常温で約10か月〜1年保存できるタイプが多く、レンジがなくてもお湯で温めれば食べられます。普段の「あと一杯欲しいな」という時にも便利なので、減ったら買い足すサイクルが自然にできています。

白米だけでなく、玄米や雑穀米タイプを混ぜておくと、栄養バランスも整いやすくなります。

5. 飲料水(2Lペットボトル)

食べ物以上に大切なのが飲料水です。

一般的に、ひとり1日3リットルが目安と言われています。2人暮らしなら、3日分で18リットル(2L×9本)、できれば1週間分(2L×21本)あると安心です。
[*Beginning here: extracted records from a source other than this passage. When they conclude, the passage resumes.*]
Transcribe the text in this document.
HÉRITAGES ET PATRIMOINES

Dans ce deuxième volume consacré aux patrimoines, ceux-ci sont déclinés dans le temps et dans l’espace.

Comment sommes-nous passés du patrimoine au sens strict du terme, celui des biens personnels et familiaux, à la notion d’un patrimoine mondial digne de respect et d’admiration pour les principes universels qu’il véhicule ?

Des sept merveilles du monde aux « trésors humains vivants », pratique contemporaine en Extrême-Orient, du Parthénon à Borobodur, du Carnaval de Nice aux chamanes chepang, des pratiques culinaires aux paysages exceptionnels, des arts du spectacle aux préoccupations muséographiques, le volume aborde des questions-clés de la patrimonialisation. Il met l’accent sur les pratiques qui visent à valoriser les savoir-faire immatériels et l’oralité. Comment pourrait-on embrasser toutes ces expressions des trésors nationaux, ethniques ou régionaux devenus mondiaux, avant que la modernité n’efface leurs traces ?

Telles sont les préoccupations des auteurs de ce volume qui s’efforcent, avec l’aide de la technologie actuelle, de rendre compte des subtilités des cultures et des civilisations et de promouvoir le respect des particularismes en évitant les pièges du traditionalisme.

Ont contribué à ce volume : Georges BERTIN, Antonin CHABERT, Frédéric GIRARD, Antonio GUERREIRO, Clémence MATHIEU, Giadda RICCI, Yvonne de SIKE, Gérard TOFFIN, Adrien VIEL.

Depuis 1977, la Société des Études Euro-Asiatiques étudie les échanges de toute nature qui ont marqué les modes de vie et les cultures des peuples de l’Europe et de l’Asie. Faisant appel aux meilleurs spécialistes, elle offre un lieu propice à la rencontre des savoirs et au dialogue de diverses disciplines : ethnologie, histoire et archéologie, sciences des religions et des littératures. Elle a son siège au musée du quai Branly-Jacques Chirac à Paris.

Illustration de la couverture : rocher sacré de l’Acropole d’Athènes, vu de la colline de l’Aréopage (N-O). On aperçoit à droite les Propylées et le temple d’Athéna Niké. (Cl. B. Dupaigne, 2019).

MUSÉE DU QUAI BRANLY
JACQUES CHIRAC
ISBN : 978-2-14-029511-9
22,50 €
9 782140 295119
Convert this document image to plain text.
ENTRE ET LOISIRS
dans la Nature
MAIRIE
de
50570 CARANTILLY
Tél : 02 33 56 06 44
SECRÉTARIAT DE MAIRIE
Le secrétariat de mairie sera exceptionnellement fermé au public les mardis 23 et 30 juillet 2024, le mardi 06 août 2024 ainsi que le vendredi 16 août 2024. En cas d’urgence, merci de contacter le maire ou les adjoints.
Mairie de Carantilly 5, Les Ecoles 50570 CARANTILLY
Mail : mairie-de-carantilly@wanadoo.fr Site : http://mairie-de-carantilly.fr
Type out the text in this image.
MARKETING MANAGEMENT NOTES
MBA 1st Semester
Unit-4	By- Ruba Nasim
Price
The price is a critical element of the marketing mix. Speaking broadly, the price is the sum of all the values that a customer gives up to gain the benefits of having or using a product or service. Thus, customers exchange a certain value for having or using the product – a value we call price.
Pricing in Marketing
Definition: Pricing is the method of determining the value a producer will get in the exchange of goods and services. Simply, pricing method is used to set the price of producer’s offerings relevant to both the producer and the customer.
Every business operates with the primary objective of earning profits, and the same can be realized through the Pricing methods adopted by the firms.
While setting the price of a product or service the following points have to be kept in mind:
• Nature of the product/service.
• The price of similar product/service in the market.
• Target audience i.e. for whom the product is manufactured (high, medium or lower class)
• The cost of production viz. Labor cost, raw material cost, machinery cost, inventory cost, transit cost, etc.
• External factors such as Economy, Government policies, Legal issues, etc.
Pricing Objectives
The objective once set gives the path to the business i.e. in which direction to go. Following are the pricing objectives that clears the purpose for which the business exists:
我が家では、普段の料理やお茶用にも使っている2Lペットボトルを箱買いして、使った分を補充する形でストックしています。長期保存水なら5〜7年もつので、こまめに入れ替えるのが面倒な方にはそちらもおすすめです。

シニア世代の長期保存食 選び方のポイント

たくさん種類がある保存食ですが、選ぶ時に大切にしたいポイントは次の3つです。

ポイント1:普段食べ慣れているものを選ぶ

何度も書いていますが、これがいちばん大切です。「備蓄用に買ったけど結局食べない」という事態を避けるためにも、家族が好きな味を選びましょう。

ポイント2:そのまま、または簡単な調理で食べられるもの

停電・断水のときは、電子レンジや炊飯器が使えません。袋を開けるだけで食べられるものと、お湯さえあれば食べられるものを組み合わせるのがコツです。

そのまま食べられるえいようかんやビスコ保存缶は心強い味方ですが、「お餅やパックご飯はどうやって食べるの?」と気になりますよね。具体的にはこんな方法があります。

パックご飯の温め方(電気が使えない時)

  • カセットコンロで湯せん:鍋にお湯を沸かし、パックごと15分ほど温める(フタは少し開けてから入れるのが安心)
  • アルファ米と併用:水を注ぐだけで戻るアルファ米を数食混ぜておくと、火が使えない時に役立つ

※サトウのごはんなどのパックご飯は、メーカーが加熱を推奨しています。冷たいまま食べるとお腹を壊すこともあるので、必ず温めてから食べましょう。

お餅の食べ方(電気が使えない時)

  • カセットコンロで煮る:お湯で2〜3分やわらかくなるまで茹でる。お雑煮にすれば水分も同時にとれて一石二鳥
  • 網で焼く:カセットコンロ+焼き網で香ばしく

カセットコンロも一緒に備えておきましょう

お湯が沸かせるかどうかで、食べられるものの幅がぐっと広がります。カセットコンロ本体1台+ガスボンベ数本を備えておくと、温かい食事やお茶で気持ちもホッとできますよ。

ポイント3:硬すぎず、食べやすいもの

シニア世代は、固い乾パンよりも、やわらかいビスケットやようかんのほうが食べやすいです。歯やあごに優しいかどうかもチェックしてみてください。

どれくらい備えればいい?目安の量

農林水産省は、家庭備蓄として最低3日分、できれば1週間分を推奨しています。

項目 1人あたり3日分 1人あたり1週間分
飲料水 9L(2L×5本) 21L(2L×11本)
主食(ご飯・お餅など) 9食 21食
おやつ・補助食品 6〜9個 14〜21個

「いきなり全部揃えるのは大変…」という方は、まずは3日分から始めてみてください。スーパーで買い物するついでに、少しずつ買い足していくのがコツです。

まとめ:無理なく続く備えが、いちばんの備え

今回は、我が家で実際に備えている長期保存食をご紹介しました。

  • えいようかん:親も大好きで、自然とローリングストックに
  • ビスコ保存缶:やさしい甘さで噛みやすい
  • 長期保存のお餅:慣れ親しんだ味で満足感あり
  • パックご飯:普段使いもできて便利
  • 飲料水:1人1日3Lを目安に

備蓄というと身構えてしまいがちですが、「普段の延長で備える」と考えれば、ぐっとハードルが下がります。

まずは、ご家族のお気に入りのおやつを1つ、備蓄してみるところから始めてみませんか?